Friday, September 17, 2010


(From prologue of Hoor Menaka)

HOOR MENAKA: THE SEDUCTRESS While reviewing my first book, “Wit & Humour of Haryana”(1991), Mr. Khushwant Singh had observed that “dialects are absolutely untranslatable”. The present endeavour to translate and adapt a ‘Swang’ (Play) has its seeds in Mr. Khushwant Singh’s endorsement and encouragement.
Choice of a play of the legendary Pt. Lakhmi Chand was very natural then. Of all his works, I selected ‘Hoor Menaka’ for translation and adaptation since I was moved with the predicament of the heroine in the first instance, used by the Devtas themselves, to be precise Indra; and in the second, to be left alone to fend for herself, repenting on her bartered away virtue, and lost womanly dignity.
As if to add insult to injury, the daughter born out of an alliance between a hard-pressed fairy and a gullible sage, having been deserted by both, and taken care of only by Kanva, a bird, left me overwhelmed with concern for our daughters.
The present document is my personal tribute to destitute women and the endangered species i.e. the girl-child herself. I gainsay, that it’s a matter of pride for us all to look into the mythological background of ‘Bharat’ after whose calling was our great country was named, was the son born unto the same deserted girl-child of Vishwamitra and Menaka, who was later known as Shakuntala.
That the play ‘Hoor Menaka’ could not be enacted for more than 4-5 times by Pt. Lakhmi Chand himself,was because of the fact that the contemporary rural society, particularly of Haryana, did not appreciate a plot, involving making a woman lose her virtue, a saintly figure fall from grace and a girl-child abandoned in the jungles—unattended, uncared and unaccounted. The fact remains, why do we pride ourselves in killing for honour today?
Since I can claim this to be the first ever adaptation of a Haryanvi Swang in English, I wish to share the intricacies involved in the effort; most important being the technique of Swang, which is less diction and more articulation. As a genre, Swang invariably has to have a Sootradhaar managing the stage, directing actors how to live a character, simultaneously remoulding to enter into a character that he himself has to play as a narrator.
For me, even Pt. Lakhmi Chand became a character in the adaptation-plot. Accordingly then, I tried to retain the true character of a Swang having its format with ingredients like Commentary (Vaarta), Couplet (Doha) and Verse (Gadhya).
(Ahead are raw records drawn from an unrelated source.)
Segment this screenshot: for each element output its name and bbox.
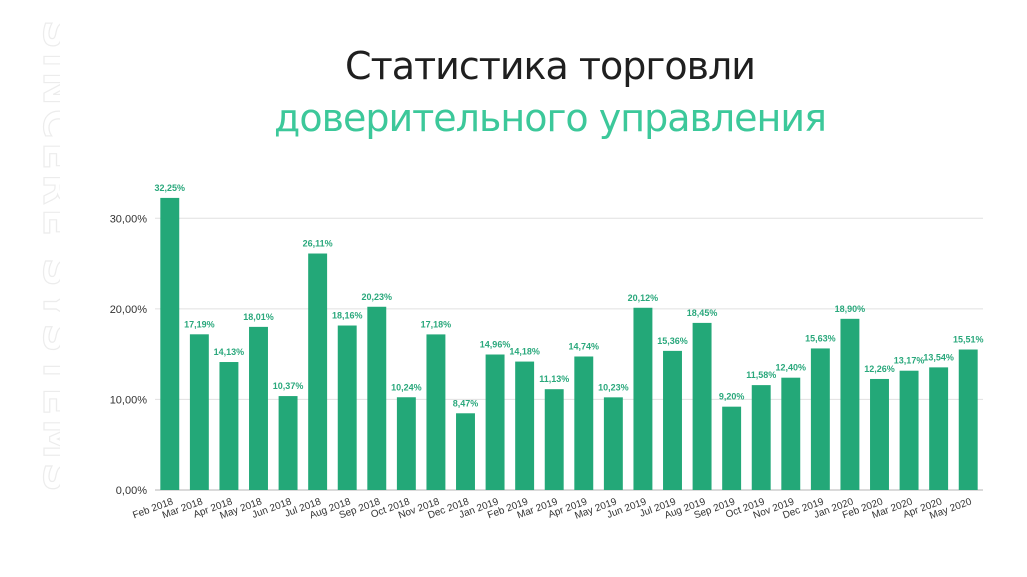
bar [840, 318, 860, 490]
bar [899, 370, 919, 490]
bar [663, 350, 682, 490]
bar [456, 413, 475, 490]
data-labels: 32,25% 17,19% 14,13% 18,01% 10,37% 26,11% 18,1… [155, 183, 984, 408]
bar [308, 253, 328, 490]
bar [544, 389, 564, 490]
bar [929, 367, 949, 490]
data-label: 13,17% [894, 356, 925, 366]
bar [485, 354, 505, 490]
bar [633, 307, 653, 490]
bar [219, 362, 239, 490]
data-label: 18,45% [687, 308, 718, 318]
data-label: 17,18% [421, 319, 452, 329]
data-label: 18,16% [332, 311, 363, 321]
page-title: Статистика торговли [345, 44, 756, 88]
data-label: 20,12% [628, 293, 659, 303]
data-label: 10,24% [391, 382, 422, 392]
data-label: 14,96% [480, 340, 511, 350]
data-label: 12,40% [776, 363, 807, 373]
data-label: 15,36% [657, 336, 688, 346]
y-tick-label: 10,00% [110, 394, 148, 406]
bar [574, 356, 594, 490]
bar [515, 361, 535, 490]
bar [396, 397, 416, 490]
data-label: 10,23% [598, 382, 629, 392]
data-label: 26,11% [303, 239, 333, 249]
y-axis-ticks: 0,00% 10,00% 20,00% 30,00% [110, 213, 148, 497]
bar [692, 322, 712, 490]
data-label: 13,54% [923, 352, 954, 362]
bar [810, 348, 830, 490]
bar [160, 197, 180, 490]
bar [367, 306, 387, 490]
data-label: 10,37% [273, 381, 304, 391]
bar [426, 334, 446, 490]
bar [781, 377, 801, 490]
data-label: 15,51% [953, 335, 984, 345]
bar [603, 397, 623, 490]
bars [160, 197, 978, 490]
bar [751, 385, 771, 490]
data-label: 20,23% [362, 292, 393, 302]
data-label: 12,26% [864, 364, 895, 374]
data-label: 11,58% [746, 370, 776, 380]
data-label: 17,19% [184, 319, 215, 329]
page-subtitle: доверительного управления [274, 96, 827, 140]
bar [189, 334, 209, 490]
data-label: 14,13% [214, 347, 245, 357]
data-label: 9,20% [719, 392, 745, 402]
data-label: 8,47% [453, 398, 479, 408]
data-label: 18,01% [243, 312, 274, 322]
bar [722, 406, 742, 490]
bar [870, 378, 889, 490]
data-label: 14,74% [569, 341, 600, 351]
bar [249, 326, 268, 490]
bar [958, 349, 978, 490]
data-label: 15,63% [805, 333, 836, 343]
data-label: 14,18% [509, 347, 540, 357]
data-label: 18,90% [835, 304, 866, 314]
y-tick-label: 30,00% [110, 213, 148, 225]
y-tick-label: 20,00% [110, 304, 148, 316]
data-label: 32,25% [155, 183, 186, 193]
y-tick-label: 0,00% [116, 485, 147, 497]
bar [278, 396, 298, 490]
data-label: 11,13% [539, 374, 569, 384]
bar [337, 325, 357, 490]
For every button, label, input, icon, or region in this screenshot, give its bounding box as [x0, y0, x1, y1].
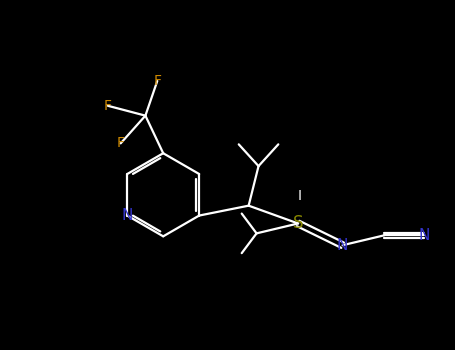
Text: F: F	[153, 74, 161, 88]
Text: N: N	[418, 228, 430, 243]
Text: F: F	[104, 99, 112, 113]
Text: I: I	[298, 189, 302, 203]
Text: S: S	[293, 215, 303, 232]
Text: N: N	[121, 208, 133, 223]
Text: N: N	[337, 238, 348, 253]
Text: F: F	[116, 136, 125, 150]
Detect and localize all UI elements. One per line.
I marvel at the maestro’s dexterity and spontaneity using in the rhyme schemes employed in various Literatures all over the world.
Hoor Menaka in your hands may have deficiencies in sequencing, architecture, faithful conversion of folk idiom and wisdom, yet this very humble creation of mine will surely benefit the readers of English, and will bring alive to them, a whole panorama of folk lore and folk literature.
I am indebted to my family and friends who encouraged me to take up this trivial-looking but momentous task which will now be judged by the interest readers and experts in the field.